Sekretarisnya hanya tidak tahu masalah apa yang sedang dihadapi bosnya ini. Saat dia menjadi sekretaris ayahnya dulu, kondisi perusahaan lebih santai walaupun kemajuan perusahaan tidak terlalu signifikan. Setelah dipegang oleh Adrian kondisi perusahaan lebih efektif dan efisien, kemajuan perusahaan juga terlihat lebih pesat.
“Bu Nadya, ke ruangan saya sekarang.” Adrian memberikan perintah kepada sekretarisnya. Dia memanggil sekretarisnya dengan sebutan Ibu Nadya berbeda dengan pegawai yang lain, karena Adrian sudah mengenalnya sejak dia masih sekolah dasar dulu. Walaupun dia menjadi bawahan Adrian, tetapi dia tetap hormat selayaknya kepada orangtua. Namun untuk urusan pekerjaan, sikap itu tidak berlaku.
Nadya menyusul Adrian ke ruangannya, dengan membawa notes yang selalu menjadi andalannya dalam mencatat apa saja yang harus dia siapkan untuk bosnya ini yang sudah seperti keponakannya.
“Ada apa, Pak?”
“Kamu tahu buku cetak apa saja yang dipakai anak SMA kelas tiga sekarang?”
Mendengar penuturan bos yang aneh membuatnya mengernyit tidak paham, mengapa bosnya tiba-tiba bertanya tentang buku pelajaran anak SMA. Karena penasaran akhirnya ia bertanya.
“Untuk siapa pak?”
“Untuk adik tiri saya. Dia tidak bisa membelinya karena sudah habis.” Adrian memberi alasan yang masuk akal, agar sekretarisnya ini tidak terlalu curiga.
Adrian juga tidak tahu, mengapa dia tiba-tiba menjadi kesal dengan kejadian tadi pagi. Dia juga semalam sudah bertanya dengan ayahnya dengan memberi sedikit alasan agar dapat lebih dekat dengan adik tirinya itu, seperti apa kehidupan Violet dan berapa uang saku yang diberikan ayahnya.
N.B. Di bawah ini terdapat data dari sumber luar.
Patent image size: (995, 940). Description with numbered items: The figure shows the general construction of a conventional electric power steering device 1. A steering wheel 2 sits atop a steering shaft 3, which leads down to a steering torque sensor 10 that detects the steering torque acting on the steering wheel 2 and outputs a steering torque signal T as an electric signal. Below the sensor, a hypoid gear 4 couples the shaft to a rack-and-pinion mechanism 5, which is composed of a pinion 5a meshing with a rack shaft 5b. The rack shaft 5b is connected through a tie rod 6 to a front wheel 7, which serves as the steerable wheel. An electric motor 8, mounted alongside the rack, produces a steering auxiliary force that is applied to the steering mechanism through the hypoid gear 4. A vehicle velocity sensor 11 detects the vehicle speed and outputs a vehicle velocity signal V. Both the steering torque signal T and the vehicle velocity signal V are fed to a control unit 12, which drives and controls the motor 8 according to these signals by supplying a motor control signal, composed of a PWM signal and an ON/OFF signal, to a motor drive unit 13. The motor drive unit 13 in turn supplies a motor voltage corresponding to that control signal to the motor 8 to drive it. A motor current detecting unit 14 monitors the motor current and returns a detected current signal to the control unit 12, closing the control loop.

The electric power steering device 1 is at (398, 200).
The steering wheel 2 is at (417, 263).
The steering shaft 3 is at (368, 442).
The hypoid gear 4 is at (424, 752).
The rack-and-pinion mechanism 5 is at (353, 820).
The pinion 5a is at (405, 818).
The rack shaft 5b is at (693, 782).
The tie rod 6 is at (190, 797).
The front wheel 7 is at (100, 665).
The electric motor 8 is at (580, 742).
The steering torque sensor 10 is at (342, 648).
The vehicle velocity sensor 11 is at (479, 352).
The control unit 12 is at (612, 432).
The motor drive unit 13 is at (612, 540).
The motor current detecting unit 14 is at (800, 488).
Dia juga terkejut, ayahnya hanya memberikan uang saku bulanan untuk jajan saja. Ayahnya juga sudah mengatakan bahwa jika Violet butuh apa-apa untuk keperluan sekolahnya tinggal minta, tidak boleh sungkan. Selama ini, hanya uang saku itu saja yang diberikan oleh ayahnya dan tidak ada sekalipun Violet meminta lebih.
Setelah diam agak lama Adrian akhirnya bertanya kembali kepada Bu Nadya. “Ibu tahu tidak dimana bisa membelinya?”
“Kalau beli buku cetak, di toko buku yang besar saja pak. Biasanya lengkap, tinggal bapak tanya saja kepada adiknya buku cetak terbitan apa yang dipakai di sekolahnya.”
“Memang ada berapa banyak buku cetak?”
“Jaman sekarang, setiap sekolah memilih terbitan buku yang berbeda-beda, walaupun isinya tidak jauh beda. Tetapi tetap ada perbedaan dan juga sebagai pelengkap biasanya ada juga kumpulan soal-soal ujiannya.”
Adrian menganggukan kepalanya, sebenarnya dia bukan tidak tahu. Tetapi dia sedikit blank setelah ditinggal Violet yang marah kepadanya, dan juga rasa tidak sukanya kepada teman Violet yang memberikan pinjaman buku tersebut.
“Oke. Terima kasih.” Adrian memberikan seulas senyum yang berarti dia sudah memutuskan langkah apa yang harus dia lakukan. “Skadul, hari apa saja?”
Terkejut dengan topik, yang tiba-tiba berupa. Bu Nadya segera membuka notesnya dengan segera dan membacakan jadwalnya hari ini.